After some research, I figured it out. The newsletter and
the website it led me to, were products of the American Friends of the Israel
Philharmonic Orchestra, an organization based in America that raises funds on
behalf of the IPO. It is this fundraising arm’s website that refuses to say the
“P” word.
The regular IPO
website, on the other hand, said it in the very first sentence under “Our History”:
On 26 December 1936, The Palestine Orchestra was born.
It didn’t feel like an oversight that the American Friends
of the IPO had left out the original name, which as it turns out, was not
“Palestine Philharmonic Orchestra,” but “The Palestine Orchestra.” The omission
had to be intentional. It had to be about not wanting to cause offense. The
AFIPO was taking great care not to use the word “Palestine” in a Jewish
context. It might affect their funding. Because their liberal Jewish donor
base, they must have thought, would have apoplexy. “Palestine” must be thought
of as something that belongs by rights to Arabs, the past erased.
Think of it this way: if one is a liberal, giving a state to
“Palestinians” within Israel’s borders is part of one’s froufrou social justice
credo and absolutely essential. All the more so the liberal Jew who feels an
overwhelming need, almost a pathology, to bring about an Arab state of
Palestine on Jewish land. They are impelled to draw a moral equivalence where
none exists: “We have a state. They deserve to have one, too,” they will
insist, happy to sacrifice Jewish land to make kosher their image in the eyes
of the goyim.
The first concert, December 26, 1936. Conductor Arturo Toscanini shakes the hand of Bronislaw Huberman (photo from the Central Zionist Archives). |
Perhaps they think that if they only seem fair-minded about
the division of their/our land, the world will know that they are good Jews. It
would come to them as a relief, for they feel this heavy burden, a yoke that
makes them slaves to public opinion. They are always weighing things: how much
do we need to protest against Israel—to give whatever we have—to get that yoke removed—in
order to belong to normative, non-Jewish society?
Their agonized deliberation is, however, an empty exercise.
The yoke will always be there, sitting heavy on their shoulders, the yoke that
ties them to their identity as Jews. It will never be lifted. If they forget
the yoke is there, the goyim will remind them.

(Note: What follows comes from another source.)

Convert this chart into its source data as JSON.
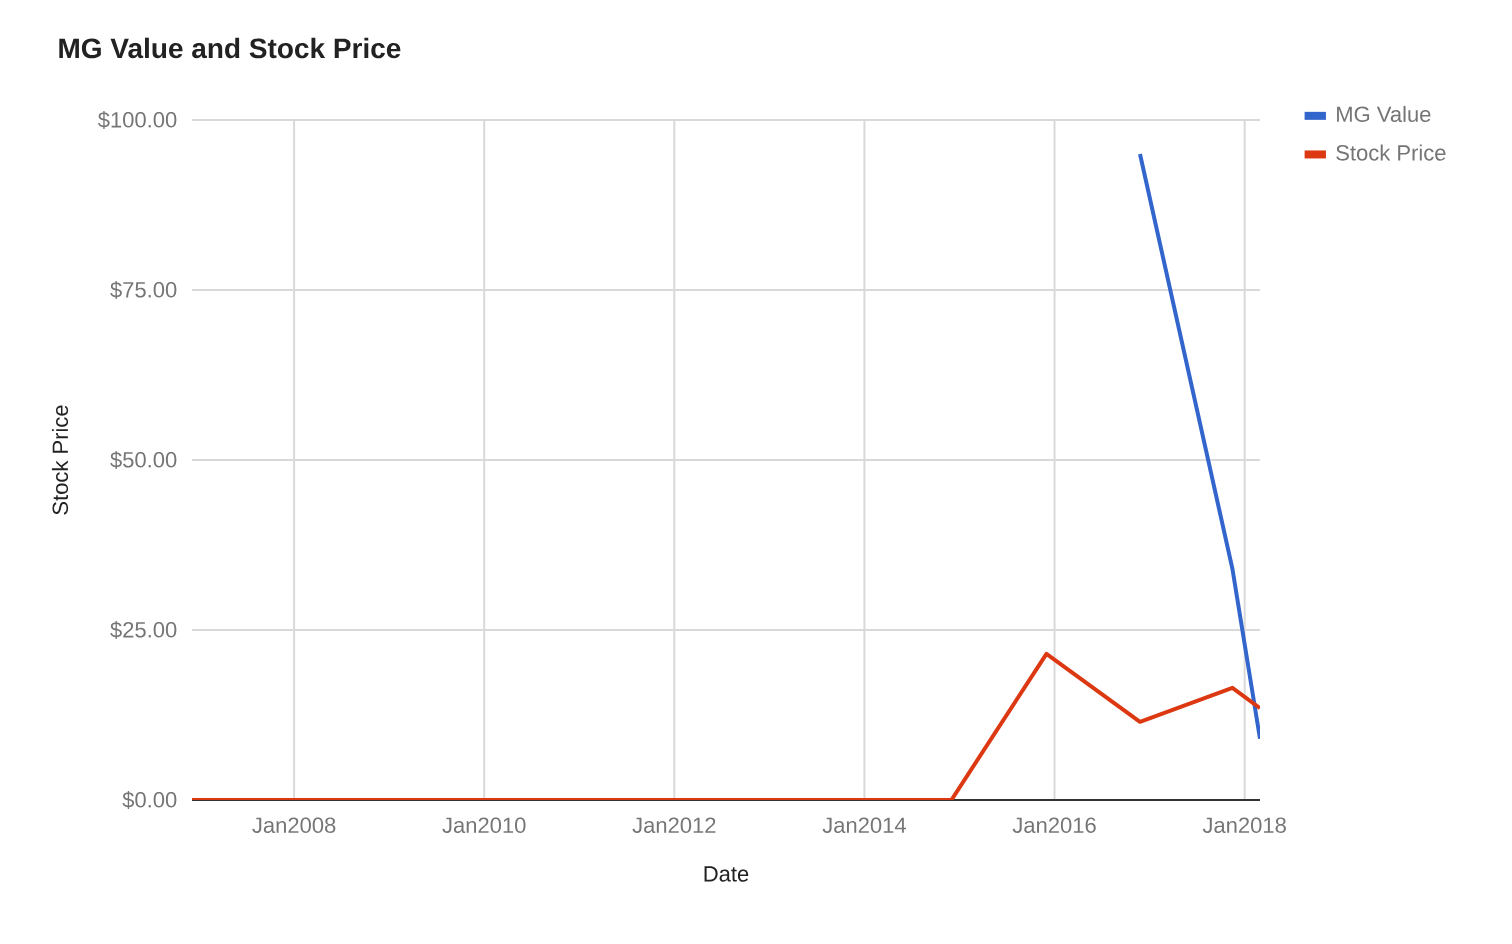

And as long as the yoke is there, tying them to their
history from the center of their being, they will peddle the idea of Palestinian
statehood like it is candy for children, or drugs for addicts. They hold it out
on a platter, even though the decision is not theirs to make, even though they
have no right to give away what God gave the Sons of Israel for all time. Even
though they have no right to demean what is the sovereign State of Israel. Some
of them, deep down, still know this. But they just want to be liked and
accepted (poor things). Even if it means omitting or erasing the truth.
Because everyone knows that pre-state Israel was called
“Palestine,” and that all its institutions were referred to as Palestine this,
and Palestine that. The British Mandate-issued identity card of my cousin who
served in the Palmach listed his nationality as “Palestinian.” Another cousin
worked for the Anglo-Palestine Bank. The Jerusalem
Post was formerly called the “Palestine”
Post.
Today, however, it is forbidden for the liberal Jew to say
these things, or as in the case of the AFIPO web content, to read them. Making
use of the word “Palestine” in a Jewish, pre-state context, might (God forbid)
lend legitimacy to the idea that Palestine never belonged to the Arabs, was never
a state, and certainly never an Arab state.
This is not something that liberal Jews will countenance and if you try to show
them the facts, they will show you the hand. They will not be confronted with
the truth.
The façade is everything. The thin veneer of social
acceptance overlaid on Jewish blood is all they seek, though that blood is more
and more diluted and diversified with other bloodlines untainted by thousands
of years of tormented history.
They want to be free. They believe they are free.
They can almost taste it.
(It makes a great condiment for pork.)